Livehaftig

TY SEGALL

3. Juli 2024, Festsaal Kreuzberg, Berlin

~ An Alternative In Perfection ~



Tja, so kann es eben auch kommen. Ich saß bereits im Zug in Richtung Hauptstadt, als ich die Nachricht erhielt, dass gleich beide PEARL JAM-Konzerte kurzfristig abgesagt werden mussten. Was also tun? Die Stornokosten für das Hotel waren viel zu hoch, ich musste mich also nach einem Alternativprogramm umschauen, und das hatte es dann durchaus auch in sich! JUDAS PRIEST/SAXON war schließlich der Ersatz für die PJ-Night 1, mein erstes Live-Erlebnis mit den Birminghamer „Metal Gods“ seit über 40 Jahren, und die alten Herren konnten durchaus überzeugen, mit einem nahezu perfekten Sound und einer Best-Of-Songauswahl, die fast ausnahmslos Klassiker aus über 50 Jahren JUDAS PRIEST parat hatte.

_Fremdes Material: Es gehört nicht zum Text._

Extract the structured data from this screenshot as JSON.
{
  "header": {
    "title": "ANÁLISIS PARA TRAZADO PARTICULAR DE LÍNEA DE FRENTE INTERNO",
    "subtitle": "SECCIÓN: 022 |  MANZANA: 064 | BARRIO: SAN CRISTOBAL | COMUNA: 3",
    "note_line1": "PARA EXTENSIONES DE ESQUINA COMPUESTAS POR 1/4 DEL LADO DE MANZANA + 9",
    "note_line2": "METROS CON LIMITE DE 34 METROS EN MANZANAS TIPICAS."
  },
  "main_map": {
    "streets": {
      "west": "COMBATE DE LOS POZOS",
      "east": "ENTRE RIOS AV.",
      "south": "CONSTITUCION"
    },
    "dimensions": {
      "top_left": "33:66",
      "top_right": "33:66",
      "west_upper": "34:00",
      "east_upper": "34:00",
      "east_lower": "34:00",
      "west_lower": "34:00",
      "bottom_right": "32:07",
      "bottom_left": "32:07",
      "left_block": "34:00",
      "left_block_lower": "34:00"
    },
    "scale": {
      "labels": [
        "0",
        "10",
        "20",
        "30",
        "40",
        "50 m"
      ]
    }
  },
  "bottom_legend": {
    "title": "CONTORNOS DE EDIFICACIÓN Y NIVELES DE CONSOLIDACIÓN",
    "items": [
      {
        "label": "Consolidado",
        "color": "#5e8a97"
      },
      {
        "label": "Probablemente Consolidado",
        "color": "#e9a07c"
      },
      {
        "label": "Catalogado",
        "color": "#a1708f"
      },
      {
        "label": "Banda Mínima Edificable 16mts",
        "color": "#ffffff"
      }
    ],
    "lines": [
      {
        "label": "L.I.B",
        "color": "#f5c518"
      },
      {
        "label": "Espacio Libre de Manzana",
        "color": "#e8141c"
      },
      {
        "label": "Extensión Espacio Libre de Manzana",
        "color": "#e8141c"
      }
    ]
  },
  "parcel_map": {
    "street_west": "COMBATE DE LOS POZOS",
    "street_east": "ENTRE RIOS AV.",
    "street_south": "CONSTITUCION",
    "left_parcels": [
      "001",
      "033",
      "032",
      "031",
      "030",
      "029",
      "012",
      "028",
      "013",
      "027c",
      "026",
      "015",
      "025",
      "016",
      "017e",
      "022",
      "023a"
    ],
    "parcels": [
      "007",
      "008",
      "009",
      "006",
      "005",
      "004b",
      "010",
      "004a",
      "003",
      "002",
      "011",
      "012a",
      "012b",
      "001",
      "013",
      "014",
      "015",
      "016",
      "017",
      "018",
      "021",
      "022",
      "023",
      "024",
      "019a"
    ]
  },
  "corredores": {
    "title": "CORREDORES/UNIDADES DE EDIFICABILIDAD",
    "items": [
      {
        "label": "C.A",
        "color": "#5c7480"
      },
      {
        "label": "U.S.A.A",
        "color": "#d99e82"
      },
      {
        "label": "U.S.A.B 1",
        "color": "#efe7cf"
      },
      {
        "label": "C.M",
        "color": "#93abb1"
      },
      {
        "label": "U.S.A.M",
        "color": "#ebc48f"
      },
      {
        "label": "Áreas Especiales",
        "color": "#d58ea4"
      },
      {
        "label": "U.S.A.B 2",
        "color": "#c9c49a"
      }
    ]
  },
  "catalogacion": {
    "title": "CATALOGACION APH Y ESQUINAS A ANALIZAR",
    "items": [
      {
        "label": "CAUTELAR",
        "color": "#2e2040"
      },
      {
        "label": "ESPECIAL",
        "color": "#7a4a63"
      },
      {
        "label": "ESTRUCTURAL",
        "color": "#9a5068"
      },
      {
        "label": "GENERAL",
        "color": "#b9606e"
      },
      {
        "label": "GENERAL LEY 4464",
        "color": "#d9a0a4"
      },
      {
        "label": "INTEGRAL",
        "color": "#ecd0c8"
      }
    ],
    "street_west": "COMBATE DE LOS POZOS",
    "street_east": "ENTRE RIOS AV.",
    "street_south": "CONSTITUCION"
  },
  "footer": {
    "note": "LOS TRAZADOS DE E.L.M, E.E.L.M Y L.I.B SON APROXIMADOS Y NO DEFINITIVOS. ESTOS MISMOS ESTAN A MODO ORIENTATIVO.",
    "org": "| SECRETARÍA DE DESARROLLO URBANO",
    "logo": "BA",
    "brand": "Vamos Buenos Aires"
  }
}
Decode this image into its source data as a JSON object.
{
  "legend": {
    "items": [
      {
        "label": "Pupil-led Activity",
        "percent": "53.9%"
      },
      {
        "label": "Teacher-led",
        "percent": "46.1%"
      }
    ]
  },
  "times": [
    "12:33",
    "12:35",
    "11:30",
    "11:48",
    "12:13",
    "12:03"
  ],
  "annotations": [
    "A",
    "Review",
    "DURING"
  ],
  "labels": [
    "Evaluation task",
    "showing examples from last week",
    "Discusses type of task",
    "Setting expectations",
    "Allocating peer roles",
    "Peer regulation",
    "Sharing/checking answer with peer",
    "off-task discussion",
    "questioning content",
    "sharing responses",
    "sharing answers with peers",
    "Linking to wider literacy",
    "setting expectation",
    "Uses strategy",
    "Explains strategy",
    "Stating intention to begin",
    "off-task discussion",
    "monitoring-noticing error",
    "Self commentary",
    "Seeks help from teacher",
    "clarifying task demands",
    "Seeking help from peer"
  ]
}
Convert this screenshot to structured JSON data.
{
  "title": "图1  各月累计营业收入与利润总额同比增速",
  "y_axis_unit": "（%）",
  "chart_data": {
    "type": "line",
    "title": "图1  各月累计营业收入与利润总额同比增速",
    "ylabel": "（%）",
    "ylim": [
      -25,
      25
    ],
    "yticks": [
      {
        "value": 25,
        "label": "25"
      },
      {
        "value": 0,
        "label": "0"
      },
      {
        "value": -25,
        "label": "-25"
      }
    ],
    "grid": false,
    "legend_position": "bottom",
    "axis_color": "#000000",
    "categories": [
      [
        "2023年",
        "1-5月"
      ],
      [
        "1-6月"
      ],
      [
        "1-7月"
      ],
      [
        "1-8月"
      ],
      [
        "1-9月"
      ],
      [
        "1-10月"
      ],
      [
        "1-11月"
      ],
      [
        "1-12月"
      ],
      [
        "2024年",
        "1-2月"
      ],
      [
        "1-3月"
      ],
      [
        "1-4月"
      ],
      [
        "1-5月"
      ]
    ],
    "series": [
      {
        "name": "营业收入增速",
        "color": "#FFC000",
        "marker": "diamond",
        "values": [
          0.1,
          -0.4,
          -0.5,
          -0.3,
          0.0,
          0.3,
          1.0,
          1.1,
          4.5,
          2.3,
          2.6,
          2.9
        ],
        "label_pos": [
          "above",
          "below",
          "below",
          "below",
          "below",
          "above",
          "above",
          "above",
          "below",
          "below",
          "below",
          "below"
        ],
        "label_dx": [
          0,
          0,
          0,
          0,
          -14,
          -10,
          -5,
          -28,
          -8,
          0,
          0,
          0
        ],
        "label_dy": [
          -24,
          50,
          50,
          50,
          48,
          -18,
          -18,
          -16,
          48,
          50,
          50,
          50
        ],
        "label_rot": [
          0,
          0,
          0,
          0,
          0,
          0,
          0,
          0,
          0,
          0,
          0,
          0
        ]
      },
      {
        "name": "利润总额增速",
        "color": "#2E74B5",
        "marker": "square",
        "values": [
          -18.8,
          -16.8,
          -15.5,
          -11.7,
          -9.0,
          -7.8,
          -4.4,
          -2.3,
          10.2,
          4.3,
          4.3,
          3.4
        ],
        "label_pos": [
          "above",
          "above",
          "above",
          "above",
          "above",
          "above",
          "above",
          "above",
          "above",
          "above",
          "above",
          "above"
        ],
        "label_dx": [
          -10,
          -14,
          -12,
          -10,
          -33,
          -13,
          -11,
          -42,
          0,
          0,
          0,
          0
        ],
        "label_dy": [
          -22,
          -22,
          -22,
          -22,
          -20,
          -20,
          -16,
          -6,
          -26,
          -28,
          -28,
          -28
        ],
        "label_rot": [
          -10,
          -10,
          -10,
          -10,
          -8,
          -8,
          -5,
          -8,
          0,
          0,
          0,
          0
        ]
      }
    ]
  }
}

TY SEGALL hingegen als Notnagel zu bezeichnen, wäre weit gefehlt. Ich verfolge die Entwicklung des kalifornischen Multitalents nun schon seit Beginn seiner Karriere, hatte ihn bis dato jedoch erst einmal live erlebt, nämlich mit seinem Stoner Rock/Doom-Projekt FUZZ vor einigen Jahren in Los Angeles. Es war also längst an der Zeit, auch bei einer regulären Show des Garage/Psychedelic Rock-Genies dabei sein zu dürfen, und der stylische Festsaal Kreuzberg im 70er-Jahre-Flair war auch der ideale Austragungsort dafür.

Als Support fungierte das Heavy-Psychedelic Duo EARTH TONGUE aus Neuseeland, und ihr Auftritt wirkte ungemein straff und war höchst explosiv, wobei Gussie Larkins intensives Fuzz Metal-Riffing gepaart mit Ezra Simons zerschmetternden Drums die Songs kongenial davontrugen. Die Band orientiert sich thematisch vor allem an Horror- und Science Fiction-Filmen der 70s, und ihr Sound platziert sie so circa an der Schnittstelle von BLACK SABBATH und DEVO.

Ty Segall und seine Band enterten schließlich die Bühne pünktlich um 21.00 Uhr und boten rund zwei Stunden lang eine sowohl mitreißende wie perfekt gespielte Show, bei der schwerpunktmäßig Songs ihres ausgezeichneten aktuellen Albums ´Three Bells´ präsentiert wurden. Abgehackte, komplizierte Riffs unterstützen dabei weit komplexere Songstrukturen, die überwiegend mehr nach 70s-Proggressive Rock klingen als nach dem Psych/Garage-Sound, für den Segall ansonsten bekannt ist.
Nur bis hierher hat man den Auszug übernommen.